Organizations across the country for a decade or more have had to interpret various surveys to develop compensation methodologies for providers. The surveys are complex, highly different survey by survey, and even the government has rejected pure use of surveys when establishing fair market value compensation. One unfortunate misnomer is the use of the Total Cash Compensation and Total wRVUs in the development of compensation models as if they are statistically related. This article will focus on this concept.
What is Total Cash Compensation?
Total cash compensation is defined as the total compensation an individual receives for their services, inclusive of all income. In the surveys, this typically includes compensation for clinical, administrative, and other work. In short, it does not exclude income that is taxable. Keep in mind, in most surveys, there are twice as many respondents who submit only compensation and not production. Further, providers within this category include leaders, executives, and staff physicians.
What is Total wRVU Data?
This is simple. Each survey requests the total wRVUs attributed to an individual provider. Often though, only about half of all respondents submit wRVU data. This means 50% of the data lacks any connection to productivity of a provider. Further, the total wRVUs includes physicians and other providers on salary, not just production models.

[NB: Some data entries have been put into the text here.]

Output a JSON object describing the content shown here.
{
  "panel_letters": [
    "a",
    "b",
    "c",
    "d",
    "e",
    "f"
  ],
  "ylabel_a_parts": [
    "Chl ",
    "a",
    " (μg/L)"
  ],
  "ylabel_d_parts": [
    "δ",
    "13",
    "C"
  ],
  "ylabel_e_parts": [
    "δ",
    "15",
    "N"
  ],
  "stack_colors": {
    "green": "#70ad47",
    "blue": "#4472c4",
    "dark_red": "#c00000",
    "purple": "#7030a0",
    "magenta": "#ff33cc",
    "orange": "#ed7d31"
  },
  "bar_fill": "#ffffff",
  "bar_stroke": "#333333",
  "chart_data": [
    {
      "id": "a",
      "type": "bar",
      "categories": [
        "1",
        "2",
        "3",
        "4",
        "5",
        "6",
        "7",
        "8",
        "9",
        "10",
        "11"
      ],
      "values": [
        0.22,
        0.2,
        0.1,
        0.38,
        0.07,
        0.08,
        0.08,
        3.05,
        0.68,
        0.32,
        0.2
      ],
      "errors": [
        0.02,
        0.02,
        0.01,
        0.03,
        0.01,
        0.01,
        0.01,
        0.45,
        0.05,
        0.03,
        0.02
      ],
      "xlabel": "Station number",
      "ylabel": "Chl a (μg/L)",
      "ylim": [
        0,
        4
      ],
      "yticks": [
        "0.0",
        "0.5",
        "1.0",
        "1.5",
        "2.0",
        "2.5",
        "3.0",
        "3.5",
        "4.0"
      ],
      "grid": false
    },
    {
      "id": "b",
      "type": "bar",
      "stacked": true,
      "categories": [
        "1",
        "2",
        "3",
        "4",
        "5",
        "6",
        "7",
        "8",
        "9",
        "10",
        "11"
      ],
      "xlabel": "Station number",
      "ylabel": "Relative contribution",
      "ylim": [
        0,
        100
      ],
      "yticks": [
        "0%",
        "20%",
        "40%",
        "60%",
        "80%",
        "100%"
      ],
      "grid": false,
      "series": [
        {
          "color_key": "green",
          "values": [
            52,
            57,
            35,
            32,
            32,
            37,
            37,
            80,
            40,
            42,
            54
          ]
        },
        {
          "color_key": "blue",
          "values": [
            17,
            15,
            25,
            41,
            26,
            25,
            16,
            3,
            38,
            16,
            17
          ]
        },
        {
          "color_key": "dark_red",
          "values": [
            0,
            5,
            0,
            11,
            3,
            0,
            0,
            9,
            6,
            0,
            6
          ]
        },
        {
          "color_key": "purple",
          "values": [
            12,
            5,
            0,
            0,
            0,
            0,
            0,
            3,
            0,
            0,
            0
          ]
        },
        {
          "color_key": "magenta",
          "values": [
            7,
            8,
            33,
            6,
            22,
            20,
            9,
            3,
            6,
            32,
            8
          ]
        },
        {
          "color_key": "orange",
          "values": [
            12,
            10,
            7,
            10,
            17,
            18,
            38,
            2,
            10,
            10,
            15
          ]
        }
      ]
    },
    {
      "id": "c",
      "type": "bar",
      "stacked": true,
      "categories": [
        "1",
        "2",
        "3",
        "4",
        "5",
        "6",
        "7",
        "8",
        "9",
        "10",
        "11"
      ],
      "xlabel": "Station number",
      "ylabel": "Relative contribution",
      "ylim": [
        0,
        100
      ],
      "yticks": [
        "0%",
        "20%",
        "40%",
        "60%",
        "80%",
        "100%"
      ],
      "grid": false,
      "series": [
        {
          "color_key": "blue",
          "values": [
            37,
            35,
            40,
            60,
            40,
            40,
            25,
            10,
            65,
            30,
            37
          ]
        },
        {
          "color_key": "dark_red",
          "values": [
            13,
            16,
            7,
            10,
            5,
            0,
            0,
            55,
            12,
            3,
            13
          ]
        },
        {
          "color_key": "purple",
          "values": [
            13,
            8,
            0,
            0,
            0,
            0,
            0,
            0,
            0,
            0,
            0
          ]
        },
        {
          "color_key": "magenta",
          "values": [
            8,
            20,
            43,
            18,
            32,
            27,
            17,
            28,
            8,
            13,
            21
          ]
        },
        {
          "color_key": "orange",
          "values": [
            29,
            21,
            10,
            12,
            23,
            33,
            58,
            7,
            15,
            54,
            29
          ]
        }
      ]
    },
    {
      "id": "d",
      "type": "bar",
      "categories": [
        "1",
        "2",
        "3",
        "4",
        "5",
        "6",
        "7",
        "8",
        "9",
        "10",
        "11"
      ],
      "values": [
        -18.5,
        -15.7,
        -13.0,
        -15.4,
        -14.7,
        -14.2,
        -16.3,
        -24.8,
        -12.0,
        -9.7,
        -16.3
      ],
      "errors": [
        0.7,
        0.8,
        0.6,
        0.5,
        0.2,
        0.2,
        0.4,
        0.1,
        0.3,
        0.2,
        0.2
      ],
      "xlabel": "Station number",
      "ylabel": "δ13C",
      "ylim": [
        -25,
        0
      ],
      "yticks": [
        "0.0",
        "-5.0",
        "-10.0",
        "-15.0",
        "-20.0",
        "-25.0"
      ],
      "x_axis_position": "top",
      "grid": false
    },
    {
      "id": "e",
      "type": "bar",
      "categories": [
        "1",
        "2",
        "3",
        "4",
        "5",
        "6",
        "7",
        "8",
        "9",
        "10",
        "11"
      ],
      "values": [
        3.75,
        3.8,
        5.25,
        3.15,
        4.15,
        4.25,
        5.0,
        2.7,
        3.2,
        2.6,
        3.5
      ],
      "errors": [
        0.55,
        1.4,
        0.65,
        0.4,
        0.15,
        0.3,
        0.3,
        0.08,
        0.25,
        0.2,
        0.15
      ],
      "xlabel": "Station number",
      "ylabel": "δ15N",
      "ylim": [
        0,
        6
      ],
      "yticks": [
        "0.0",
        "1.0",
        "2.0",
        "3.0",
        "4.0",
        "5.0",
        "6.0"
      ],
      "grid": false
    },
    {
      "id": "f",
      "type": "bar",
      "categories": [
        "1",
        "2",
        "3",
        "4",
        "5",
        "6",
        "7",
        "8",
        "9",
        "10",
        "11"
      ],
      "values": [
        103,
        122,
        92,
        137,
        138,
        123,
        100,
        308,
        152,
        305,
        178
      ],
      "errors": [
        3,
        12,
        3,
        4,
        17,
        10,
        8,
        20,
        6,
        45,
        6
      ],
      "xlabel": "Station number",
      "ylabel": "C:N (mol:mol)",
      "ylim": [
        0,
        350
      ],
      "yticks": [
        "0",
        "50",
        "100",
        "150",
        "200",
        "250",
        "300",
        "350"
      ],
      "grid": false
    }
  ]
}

Total Cash Compensation ≠ Total wRVUs
This would be a misinterpretation of the data within the surveys for a few reasons. First, as discussed above, the surveys do establish a relationship between total cash compensation and total wRVUs, but it is not a direct relationship. For example, only 50% of the respondents event submit wRVU data. This means that half of the data contains no relationship. Second, the data includes providers on salary models, not just production. For example, the data includes the new family physician who is on salary and the experienced family physician who has been on a production model for a decade. This means that to interpret that there is a direct relationship when much of the data includes providers not on production would be a mistake.
Finally, one of the biggest problems is that the total wRVU data includes possible manipulations of the data, discrepancies, and situations in which providers work differently. For example, if Organization A credits Physician A with 30 wRVUs even though Physician A is not generating 30 wRVUs, this is in the data. In another example, Organization B might list an individual as a 1.0 FTE but the individual actually spends 1/2 of their time on administrative tasks (thus showing someone in the data with low production). Further, there are providers within the data that might work 35 hours or 50 hours, or providers who have more or less staff. In short, the level of wRVU amount in the data is not purely because of an individual but rather the structure of the care model and team. The bottom line is that it would be a misinterpretation of the data.
What Should Organizations Do?
Organizations developing compensation models should ensure they adhere to policies and procedures that do not distort the data. As CMS stated, “Reference to multiple, objective, independently published salary surveys remains a prudent practice for evaluating fair market value. Ultimately, the appropriate method for determining fair market value for purposes of the physician self-referral law will depend on the nature of the transaction, its location, and other factors.”